Dans Nature Immunology (13 mars 2013), l’analogie entre cellules T et essaim d’abeilles, est présentée par Matthew Krummel et coll. Elle aide à se représenter le fonctionnement de ces acteurs de la réponse immunitaire cellulaire spécifique, mise en jeu dans des états pathologiques comme dans la vaccination, que sont les cellules T. Mais surtout, cela pourrait conduire la mise au point de nouveaux traitements.

« Le matin, chaque abeille part de son côté pour chercher une source de sucre. Elle revient ensuite à la ruche et fait une danse en face des autres pour indiquer la source. Ce qui aide ensuite la collectivité à la trouver », décrit Krummel.

Si les cellules T ne dansent pas, elles se réunissent de façon similaire pour échanger les informations.

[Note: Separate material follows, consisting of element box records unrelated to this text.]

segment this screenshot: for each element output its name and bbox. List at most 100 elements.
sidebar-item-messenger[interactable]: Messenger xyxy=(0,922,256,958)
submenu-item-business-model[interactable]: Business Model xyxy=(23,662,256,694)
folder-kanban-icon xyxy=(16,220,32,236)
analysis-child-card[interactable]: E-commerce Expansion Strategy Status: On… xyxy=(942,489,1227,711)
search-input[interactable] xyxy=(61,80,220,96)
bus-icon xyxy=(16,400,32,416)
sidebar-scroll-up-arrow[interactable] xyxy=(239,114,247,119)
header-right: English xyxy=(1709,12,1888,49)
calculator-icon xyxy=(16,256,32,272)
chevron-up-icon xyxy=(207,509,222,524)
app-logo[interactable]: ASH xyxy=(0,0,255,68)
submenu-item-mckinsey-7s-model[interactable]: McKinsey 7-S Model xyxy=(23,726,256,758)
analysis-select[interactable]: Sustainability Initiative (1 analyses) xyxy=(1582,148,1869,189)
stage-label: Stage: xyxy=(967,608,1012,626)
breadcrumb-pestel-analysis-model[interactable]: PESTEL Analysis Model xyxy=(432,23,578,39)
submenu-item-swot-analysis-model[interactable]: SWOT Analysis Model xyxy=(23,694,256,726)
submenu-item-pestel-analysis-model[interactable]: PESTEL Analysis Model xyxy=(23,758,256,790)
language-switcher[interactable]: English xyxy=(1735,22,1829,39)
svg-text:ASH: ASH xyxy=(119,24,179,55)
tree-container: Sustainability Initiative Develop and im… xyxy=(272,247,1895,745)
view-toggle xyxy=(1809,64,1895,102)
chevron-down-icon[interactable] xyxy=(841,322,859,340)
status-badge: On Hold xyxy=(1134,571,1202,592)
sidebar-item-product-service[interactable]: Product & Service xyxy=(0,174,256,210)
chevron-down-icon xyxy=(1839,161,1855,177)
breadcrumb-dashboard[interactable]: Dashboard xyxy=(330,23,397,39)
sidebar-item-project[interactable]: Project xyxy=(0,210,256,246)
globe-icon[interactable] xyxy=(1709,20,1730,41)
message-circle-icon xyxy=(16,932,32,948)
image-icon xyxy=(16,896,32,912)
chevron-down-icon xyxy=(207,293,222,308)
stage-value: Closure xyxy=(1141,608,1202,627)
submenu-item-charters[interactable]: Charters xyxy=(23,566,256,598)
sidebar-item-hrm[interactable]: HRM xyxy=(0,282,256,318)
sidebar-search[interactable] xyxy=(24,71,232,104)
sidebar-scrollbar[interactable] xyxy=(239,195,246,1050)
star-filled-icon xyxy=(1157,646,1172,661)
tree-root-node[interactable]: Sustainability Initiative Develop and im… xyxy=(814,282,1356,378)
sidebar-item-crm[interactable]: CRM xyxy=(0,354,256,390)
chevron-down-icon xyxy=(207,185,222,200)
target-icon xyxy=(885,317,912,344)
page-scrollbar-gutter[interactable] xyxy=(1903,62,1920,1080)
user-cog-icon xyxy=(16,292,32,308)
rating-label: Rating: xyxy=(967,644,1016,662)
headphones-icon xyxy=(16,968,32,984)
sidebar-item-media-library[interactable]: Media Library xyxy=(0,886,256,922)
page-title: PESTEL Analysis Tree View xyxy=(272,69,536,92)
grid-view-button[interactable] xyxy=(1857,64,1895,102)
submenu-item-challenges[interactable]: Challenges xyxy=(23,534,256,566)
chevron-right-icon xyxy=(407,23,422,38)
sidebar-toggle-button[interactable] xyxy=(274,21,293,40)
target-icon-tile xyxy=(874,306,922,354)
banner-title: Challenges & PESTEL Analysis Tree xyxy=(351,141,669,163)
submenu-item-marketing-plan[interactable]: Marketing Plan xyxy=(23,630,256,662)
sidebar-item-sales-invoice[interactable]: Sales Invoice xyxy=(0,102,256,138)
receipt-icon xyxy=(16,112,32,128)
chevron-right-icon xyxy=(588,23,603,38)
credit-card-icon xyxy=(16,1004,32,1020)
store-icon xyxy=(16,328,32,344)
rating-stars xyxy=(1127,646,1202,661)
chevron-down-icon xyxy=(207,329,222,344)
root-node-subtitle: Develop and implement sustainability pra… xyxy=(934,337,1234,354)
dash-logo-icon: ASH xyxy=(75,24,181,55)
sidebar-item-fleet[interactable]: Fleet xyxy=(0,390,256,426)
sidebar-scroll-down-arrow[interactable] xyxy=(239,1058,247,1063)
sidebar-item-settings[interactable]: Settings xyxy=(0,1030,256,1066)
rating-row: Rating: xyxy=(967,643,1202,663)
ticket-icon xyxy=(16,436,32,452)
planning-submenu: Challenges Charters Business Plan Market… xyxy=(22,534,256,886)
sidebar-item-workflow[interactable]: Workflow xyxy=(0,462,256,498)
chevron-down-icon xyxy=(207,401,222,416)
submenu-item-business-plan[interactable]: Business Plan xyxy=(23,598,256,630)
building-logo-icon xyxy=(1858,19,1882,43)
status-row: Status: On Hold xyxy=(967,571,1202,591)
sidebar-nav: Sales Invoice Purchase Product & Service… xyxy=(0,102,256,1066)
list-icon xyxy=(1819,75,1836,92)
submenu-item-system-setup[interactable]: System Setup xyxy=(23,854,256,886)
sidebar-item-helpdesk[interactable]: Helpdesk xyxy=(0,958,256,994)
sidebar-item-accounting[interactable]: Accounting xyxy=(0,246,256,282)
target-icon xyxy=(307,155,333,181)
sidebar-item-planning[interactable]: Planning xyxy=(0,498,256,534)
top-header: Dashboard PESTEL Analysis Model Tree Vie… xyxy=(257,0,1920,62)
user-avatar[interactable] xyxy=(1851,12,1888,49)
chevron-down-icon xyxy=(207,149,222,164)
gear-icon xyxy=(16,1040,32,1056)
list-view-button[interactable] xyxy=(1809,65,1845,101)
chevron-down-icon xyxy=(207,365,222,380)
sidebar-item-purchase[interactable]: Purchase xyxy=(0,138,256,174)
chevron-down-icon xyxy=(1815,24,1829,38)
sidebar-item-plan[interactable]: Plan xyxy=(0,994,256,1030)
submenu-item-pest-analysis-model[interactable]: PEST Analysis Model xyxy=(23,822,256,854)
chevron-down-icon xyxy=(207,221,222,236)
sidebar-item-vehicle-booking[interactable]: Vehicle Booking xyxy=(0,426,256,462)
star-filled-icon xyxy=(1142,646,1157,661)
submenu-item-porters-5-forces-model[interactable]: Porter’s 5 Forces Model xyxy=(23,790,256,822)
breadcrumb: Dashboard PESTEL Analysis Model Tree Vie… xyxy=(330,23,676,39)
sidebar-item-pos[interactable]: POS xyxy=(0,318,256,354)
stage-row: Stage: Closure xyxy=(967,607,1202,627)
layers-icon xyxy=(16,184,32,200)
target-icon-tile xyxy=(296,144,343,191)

Et de cette manière, elles coordonnent la réponse immunitaire contre les cellules indésirables (agents pathogènes ou cellules pathologiques).

Dans le laboratoire de Kummel, on a observé qu’individuellement chaque CD4 effectue une surveillance du matériel étranger au niveau des ganglions lymphatiques. Puis elles s’agrègent au cours de ce que les chercheurs appellent « la période critique de différenciation ». Qui survient dans les toutes proches heures qui suivent la rencontre avec le matériel étranger.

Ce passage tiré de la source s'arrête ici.